8 Jan 2014

Syria chemical weapons leave port

3:10 pm on 8 January 2014

The first shipment of chemical weapons has left Syria as part of an international deal to eliminate the country's chemical arsenal.

Inspectors from the Organisation for the Prohibition of Chemical Weapons (OPCW) say nine containers were loaded on to a cargo ship at the northern Syrian port of Latakia. The vessel left port escorted by Russian and Chinese warships.

Removing the most dangerous chemicals is the first step of a UN-backed deal to eliminate Syria's chemical arsenal.

A previous bid to collect the materials was aborted after Syrian officials failed to deliver the toxic chemicals to the collection point in Latakia, the BBC reports

The hazardous cargo is due to be taken to Italy, where it will be loaded onto a US Navy ship and shipped to international waters for destruction in a specially created titanium tank on board.

The agreement was brokered by the US and Russia after rockets filled with the nerve agent sarin were fired at three towns in the Ghouta agricultural belt around the Syrian capital Damascus on 21 August. Hundreds of people were killed in the attacks.

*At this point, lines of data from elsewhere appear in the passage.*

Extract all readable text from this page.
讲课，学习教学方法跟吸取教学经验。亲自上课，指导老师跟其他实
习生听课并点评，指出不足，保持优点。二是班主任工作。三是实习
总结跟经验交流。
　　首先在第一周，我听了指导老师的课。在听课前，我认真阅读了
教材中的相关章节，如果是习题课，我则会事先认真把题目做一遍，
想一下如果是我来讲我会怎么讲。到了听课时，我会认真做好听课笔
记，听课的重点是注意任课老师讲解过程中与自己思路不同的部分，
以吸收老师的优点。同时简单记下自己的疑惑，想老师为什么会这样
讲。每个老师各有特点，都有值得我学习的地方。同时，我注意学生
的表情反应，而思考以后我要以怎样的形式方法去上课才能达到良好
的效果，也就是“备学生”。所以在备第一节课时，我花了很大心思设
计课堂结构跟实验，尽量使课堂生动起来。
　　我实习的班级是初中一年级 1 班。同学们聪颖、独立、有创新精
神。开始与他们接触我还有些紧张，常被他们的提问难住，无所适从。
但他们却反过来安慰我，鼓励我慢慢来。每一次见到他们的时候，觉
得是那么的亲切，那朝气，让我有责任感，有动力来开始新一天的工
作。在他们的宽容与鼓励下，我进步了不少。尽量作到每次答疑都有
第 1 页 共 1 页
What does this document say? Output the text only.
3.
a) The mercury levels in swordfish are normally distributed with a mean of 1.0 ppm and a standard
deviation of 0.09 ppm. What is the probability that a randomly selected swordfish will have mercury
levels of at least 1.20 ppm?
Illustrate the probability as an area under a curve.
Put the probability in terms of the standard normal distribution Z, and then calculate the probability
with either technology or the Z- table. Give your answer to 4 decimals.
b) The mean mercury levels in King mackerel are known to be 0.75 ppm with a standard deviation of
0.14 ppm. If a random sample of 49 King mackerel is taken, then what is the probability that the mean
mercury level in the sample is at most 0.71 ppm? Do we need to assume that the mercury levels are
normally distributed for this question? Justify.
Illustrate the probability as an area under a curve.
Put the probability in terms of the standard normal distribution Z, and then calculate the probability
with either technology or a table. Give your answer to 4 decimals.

In a statement on Tuesday, the UN confirmed that a small number of containers with "priority one chemical materials" were on board the Ark Futura cargo ship, one of two vessels in charge of collecting the materials. They will wait in international waters for additional chemicals to be delivered to Latakia for collection.

The UN told the BBC that the chemicals came from two Syrian sites, but would not specify their locations.

The OPCW did not disclose what percentage of Syria's toxic arsenal of around 1300 tonnes of weapons and precursors had been removed.

Captives executed, say activists

Activists in the northern Syrian city of Aleppo say militants linked to al-Qaeda have summarily executed at least 50 captives.

The dead are said to include medics, local journalists and members of rival rebel groups, the BBC reports.

The alleged killings by the Islamic State in Iraq and the Levant - known as Isis - cannot be independently confirmed, but there have been persistent clashes in northern Syria between rival factions in the rebellion against President Bashar al-Assad.